La sovrabbondanza di immagini, forme, reti e circolazioni, destinata a svanire regolarmente a blocchi per continuare a sopravvivere e a crescere ancora, non è equiparabile che all’entropia che le è connessa. La banale constatazione della violenza urbana strutturata – concetto tra i più ambigui ma nondimeno realtà psicofisica – dall’architettura e da ciò che essa impone allo sguardo e ai movimenti dei corpi si ritrova in queste fotografie di Claire Chevrier, allo stesso tempo irreali e rivelatrici. Documenti meno veridici di quanto però si potrebbe pensare: il grado di realismo di qualsiasi fotografia va infatti giudicato con prudenza giacché ciò che si osserva non è appunto niente di più di una fotografia, un’immagine, il risultato di un’operazione formale e non la mera restituzione del soggetto rappresentato. La relativa bellezza o, almeno, la plasticità delle fotografie conserva nondimeno traccia delle esperienze concretamente avvenute e di quelle possibili negli ambiti raffigurati, la porzione di spazio-tempo che esse ci rivelano coincide d’altronde spesso con l’effettiva esperienza della teatralità di quei luoghi.
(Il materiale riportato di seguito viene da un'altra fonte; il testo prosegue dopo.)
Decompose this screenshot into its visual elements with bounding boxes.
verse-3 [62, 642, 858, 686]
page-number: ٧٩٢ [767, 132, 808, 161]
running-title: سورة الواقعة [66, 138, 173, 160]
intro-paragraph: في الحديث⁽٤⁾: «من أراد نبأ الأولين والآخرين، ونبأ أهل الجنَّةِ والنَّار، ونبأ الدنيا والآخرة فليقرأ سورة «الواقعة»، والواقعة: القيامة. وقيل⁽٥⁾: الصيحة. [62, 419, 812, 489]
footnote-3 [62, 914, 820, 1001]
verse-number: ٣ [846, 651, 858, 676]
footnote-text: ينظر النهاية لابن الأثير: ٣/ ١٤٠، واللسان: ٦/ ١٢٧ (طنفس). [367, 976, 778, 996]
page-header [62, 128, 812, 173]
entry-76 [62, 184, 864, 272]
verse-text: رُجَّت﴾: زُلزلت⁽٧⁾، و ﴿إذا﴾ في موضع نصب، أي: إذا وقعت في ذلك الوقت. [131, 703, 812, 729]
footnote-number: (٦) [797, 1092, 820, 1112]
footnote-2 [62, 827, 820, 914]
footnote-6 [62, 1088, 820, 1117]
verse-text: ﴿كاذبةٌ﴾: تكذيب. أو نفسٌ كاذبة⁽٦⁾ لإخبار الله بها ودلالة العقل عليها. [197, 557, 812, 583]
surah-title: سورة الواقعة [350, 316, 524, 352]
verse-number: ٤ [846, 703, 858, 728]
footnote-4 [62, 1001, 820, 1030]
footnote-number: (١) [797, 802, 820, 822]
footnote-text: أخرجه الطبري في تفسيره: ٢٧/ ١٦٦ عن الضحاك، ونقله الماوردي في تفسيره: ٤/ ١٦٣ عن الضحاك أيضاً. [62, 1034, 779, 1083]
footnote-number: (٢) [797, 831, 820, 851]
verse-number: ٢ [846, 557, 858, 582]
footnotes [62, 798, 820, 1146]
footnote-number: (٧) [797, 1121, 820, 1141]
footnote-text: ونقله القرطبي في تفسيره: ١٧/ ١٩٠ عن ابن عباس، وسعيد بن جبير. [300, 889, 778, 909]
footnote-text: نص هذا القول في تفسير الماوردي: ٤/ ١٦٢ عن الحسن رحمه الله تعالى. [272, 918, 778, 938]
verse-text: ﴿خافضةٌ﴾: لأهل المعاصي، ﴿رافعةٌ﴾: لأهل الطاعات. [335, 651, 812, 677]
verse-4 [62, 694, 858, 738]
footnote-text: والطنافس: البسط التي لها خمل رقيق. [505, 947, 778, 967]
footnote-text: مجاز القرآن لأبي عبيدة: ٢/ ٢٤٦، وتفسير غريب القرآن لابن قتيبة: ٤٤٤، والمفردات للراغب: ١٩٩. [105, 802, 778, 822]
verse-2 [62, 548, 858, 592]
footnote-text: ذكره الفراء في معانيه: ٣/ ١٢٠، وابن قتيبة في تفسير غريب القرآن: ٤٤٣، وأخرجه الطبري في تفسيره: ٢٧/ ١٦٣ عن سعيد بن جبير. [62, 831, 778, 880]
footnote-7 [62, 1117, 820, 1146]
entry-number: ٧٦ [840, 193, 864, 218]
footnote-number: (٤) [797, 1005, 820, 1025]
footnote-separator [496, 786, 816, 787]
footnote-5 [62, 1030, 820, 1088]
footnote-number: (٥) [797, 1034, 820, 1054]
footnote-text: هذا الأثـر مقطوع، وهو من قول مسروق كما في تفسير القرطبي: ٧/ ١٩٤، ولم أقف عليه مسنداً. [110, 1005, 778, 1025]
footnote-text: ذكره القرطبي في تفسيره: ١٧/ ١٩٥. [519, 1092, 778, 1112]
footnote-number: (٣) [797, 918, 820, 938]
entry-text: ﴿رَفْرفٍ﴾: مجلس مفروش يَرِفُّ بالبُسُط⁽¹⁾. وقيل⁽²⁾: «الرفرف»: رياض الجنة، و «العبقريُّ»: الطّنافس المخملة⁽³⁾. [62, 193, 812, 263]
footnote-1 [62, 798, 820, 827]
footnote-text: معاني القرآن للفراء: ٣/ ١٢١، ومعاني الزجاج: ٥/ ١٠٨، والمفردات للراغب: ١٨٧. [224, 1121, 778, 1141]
E piuttosto coerentemente, data la quasi-realtà della rappresentazione, i vari “dietro le quinte” che ci mostra Claire Chevrier sono ancora e sempre scenografie, espandono l’irreale attraverso una moltiplicazione di dettagli, di elementi troppo veri per essere falsi. Tra il superbo pavimento di una cattedrale e il fondo di un’immensa falesia di pietra non si sa cosa sia in ultima analisi più vero, più verosimile o più scenografico. Tali luoghi hanno certo in comune il fatto di essere stati creati, ricomposti, modellati dal lavoro degli uomini, ma collocandoli nei medesimi spazi di rappresentazione Claire Chevrier stabilizza, per così dire, la plasticità del rappresentato, come se si potesse passare da un’immagine a un’altra in quanto immagine. Non che l’immagine sia falsa o si presenti come ingannevole. Essa si mostra semplicemente per quel che è: qualcosa di fabbricato, composto, organizzato. In questo senso l’immagine potrebbe riverberare qualche scaglia di realtà. Che si tratti di spazio rappresentato o di spazio di rappresentazione esso è sempre il risultato di un’organizzazione del reale, della nostra azione nel mondo, delle intenzioni pratiche che ci fanno esistere e, in ogni caso, ci inseriscono al suo interno.